Denn statt Zustimmung – oder auch Wurschtigkeit –, wie man sie Mann-Frau-Paaren auf der Straße in der Regel entgegenbringt, werden V. und F. in der rund 7.000 Einwohner zählenden Wiener Speckgürtelgemeinde als erkennbare Schwule geschnitten und beschimpft. "Passanten haben uns ausgelacht. Ein Motorradfahrer hat uns im Vorbeifahren 'Ihr Schwuchteln!' zugerufen, ein Familienvater von einem Spielplatz aus lautstark 'Mir kommt gleich das Speiben!' gebrüllt", zählt V. auf.

Mit Cola-Dose beworfen

Bei einem Besuch in Wien sei eine ähnliche Situation sogar ins Bedrohliche gekippt. "Beim Aussteigen aus der U-Bahn hat uns ein gut gekleideter, stark alkoholisierter Mann verfolgt. Erst hat er uns als Arschlöcher beschimpft.
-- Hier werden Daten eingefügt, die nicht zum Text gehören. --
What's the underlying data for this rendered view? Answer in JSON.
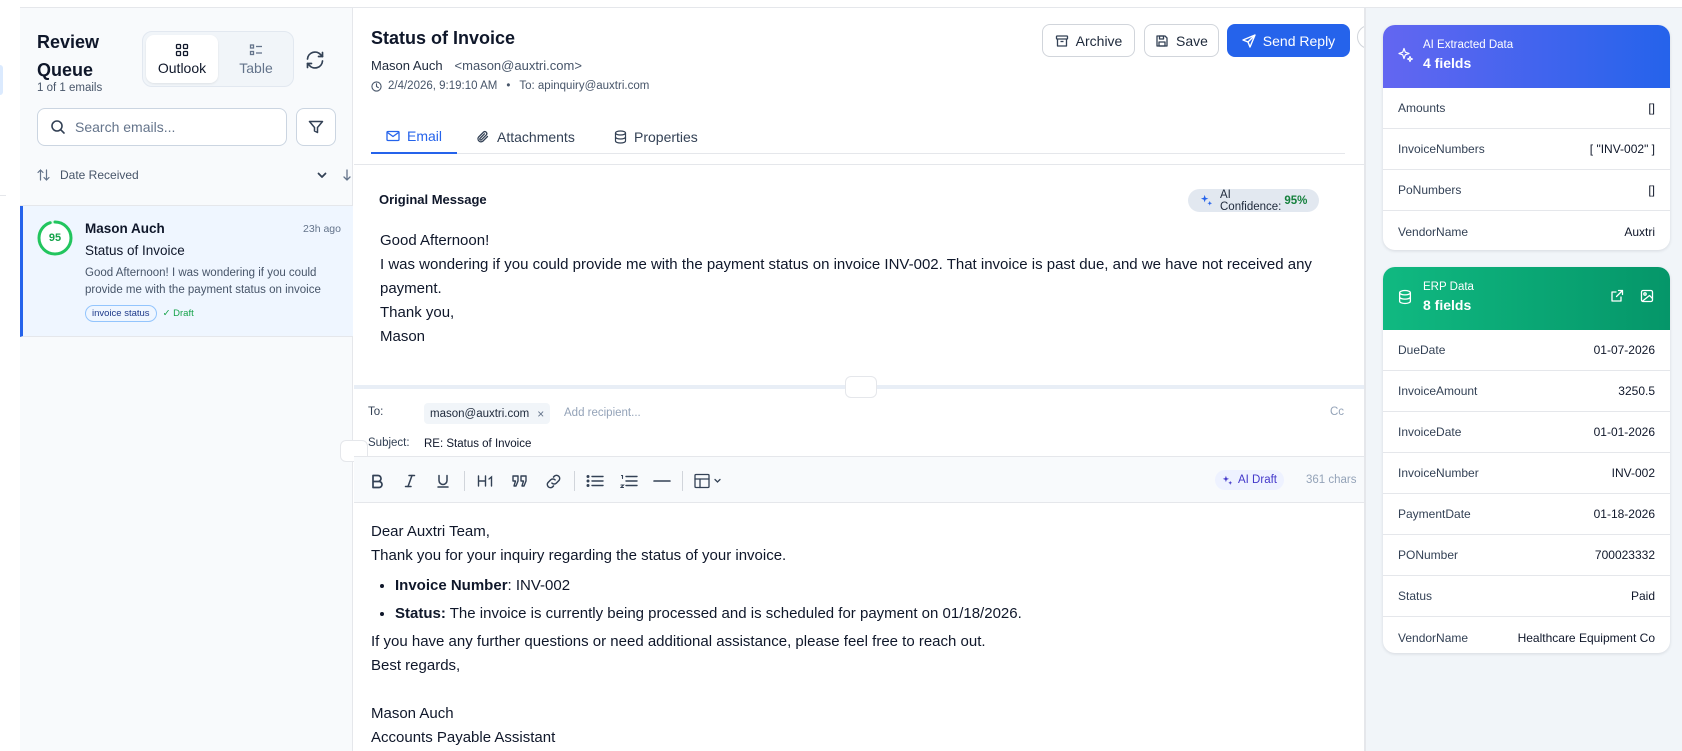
{
  "sidebar": {
    "title": "Review Queue",
    "count": "1 of 1 emails",
    "views": [
      "Outlook",
      "Table"
    ],
    "search_placeholder": "Search emails...",
    "sort_label": "Date Received",
    "emails": [
      {
        "score": "95",
        "score_fraction": 0.95,
        "sender": "Mason Auch",
        "time": "23h ago",
        "subject": "Status of Invoice",
        "preview": "Good Afternoon! I was wondering if you could provide me with the payment status on invoice INV-002. That invoice is past due, and we have not received any payment.",
        "tag": "invoice status",
        "status": "✓ Draft"
      }
    ]
  },
  "email": {
    "subject": "Status of Invoice",
    "from_name": "Mason Auch",
    "from_email": "<mason@auxtri.com>",
    "date": "2/4/2026, 9:19:10 AM",
    "to": "To: apinquiry@auxtri.com",
    "actions": {
      "archive": "Archive",
      "save": "Save",
      "send": "Send Reply"
    },
    "tabs": [
      "Email",
      "Attachments",
      "Properties"
    ],
    "original_label": "Original Message",
    "ai_confidence_label": "AI Confidence:",
    "ai_confidence_value": "95%",
    "body_lines": [
      "Good Afternoon!",
      "I was wondering if you could provide me with the payment status on invoice INV-002. That invoice is past due, and we have not received any payment.",
      "Thank you,",
      "Mason"
    ]
  },
  "reply": {
    "to_label": "To:",
    "recipient": "mason@auxtri.com",
    "add_placeholder": "Add recipient...",
    "cc": "Cc",
    "subject_label": "Subject:",
    "subject_value": "RE: Status of Invoice",
    "ai_draft": "AI Draft",
    "char_count": "361 chars",
    "greeting": "Dear Auxtri Team,",
    "intro": "Thank you for your inquiry regarding the status of your invoice.",
    "bullets": [
      {
        "label": "Invoice Number",
        "sep": ": ",
        "text": "INV-002"
      },
      {
        "label": "Status:",
        "sep": " ",
        "text": "The invoice is currently being processed and is scheduled for payment on 01/18/2026."
      }
    ],
    "closing": "If you have any further questions or need additional assistance, please feel free to reach out.",
    "signoff": "Best regards,",
    "sig_name": "Mason Auch",
    "sig_title": "Accounts Payable Assistant"
  },
  "ai_card": {
    "title": "AI Extracted Data",
    "count": "4 fields",
    "fields": [
      {
        "key": "Amounts",
        "value": "[]"
      },
      {
        "key": "InvoiceNumbers",
        "value": "[ \"INV-002\" ]"
      },
      {
        "key": "PoNumbers",
        "value": "[]"
      },
      {
        "key": "VendorName",
        "value": "Auxtri"
      }
    ]
  },
  "erp_card": {
    "title": "ERP Data",
    "count": "8 fields",
    "fields": [
      {
        "key": "DueDate",
        "value": "01-07-2026"
      },
      {
        "key": "InvoiceAmount",
        "value": "3250.5"
      },
      {
        "key": "InvoiceDate",
        "value": "01-01-2026"
      },
      {
        "key": "InvoiceNumber",
        "value": "INV-002"
      },
      {
        "key": "PaymentDate",
        "value": "01-18-2026"
      },
      {
        "key": "PONumber",
        "value": "700023332"
      },
      {
        "key": "Status",
        "value": "Paid"
      },
      {
        "key": "VendorName",
        "value": "Healthcare Equipment Co"
      }
    ]
  },
  "colors": {
    "accent": "#2563eb",
    "ai_gradient": [
      "#6366f1",
      "#2563eb"
    ],
    "erp_gradient": [
      "#10b981",
      "#059669"
    ],
    "score_green": "#16a34a"
  },
  "icons": [
    "grid-icon",
    "list-icon",
    "refresh-icon",
    "search-icon",
    "filter-icon",
    "sort-icon",
    "chevron-down-icon",
    "arrow-down-icon",
    "archive-icon",
    "save-icon",
    "send-icon",
    "chevron-right-icon",
    "mail-icon",
    "paperclip-icon",
    "database-icon",
    "clock-icon",
    "sparkle-icon",
    "bold-icon",
    "italic-icon",
    "underline-icon",
    "heading-icon",
    "quote-icon",
    "link-icon",
    "bullet-list-icon",
    "numbered-list-icon",
    "horizontal-rule-icon",
    "table-icon",
    "external-link-icon",
    "image-icon"
  ]
}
Beim U-Bahn-Ausgang dann hat er uns mit einer Cola-Dose beworfen."

Vorkommnisse wie diese seien Ausdruck von Gewalt und stellten "eine Diskriminierung von Menschen auf offener Straße" dar, sagt der Verkäufer: "Das ist inakzeptabel." Tatsächlich ist der öffentliche Raum für LGBTIQ-Personen – also für Schwule, Lesben und Angehörige anderer sexueller Minderheiten – kein friedlicher Ort.

Beschimpft, lächerlich gemacht

So gaben 28 Prozent der Befragten einer zwischen Dezember 2014 und März 2015 durchgeführten Online-Erhebung der Wiener Antidiskriminierungsstelle für gleichgeschlechtliche und transgender Lebensweisen (Wast) an, in den letzten zwölf Monaten im öffentlichen Raum Diskriminierungs- oder Gewalterfahrungen gemacht zu haben.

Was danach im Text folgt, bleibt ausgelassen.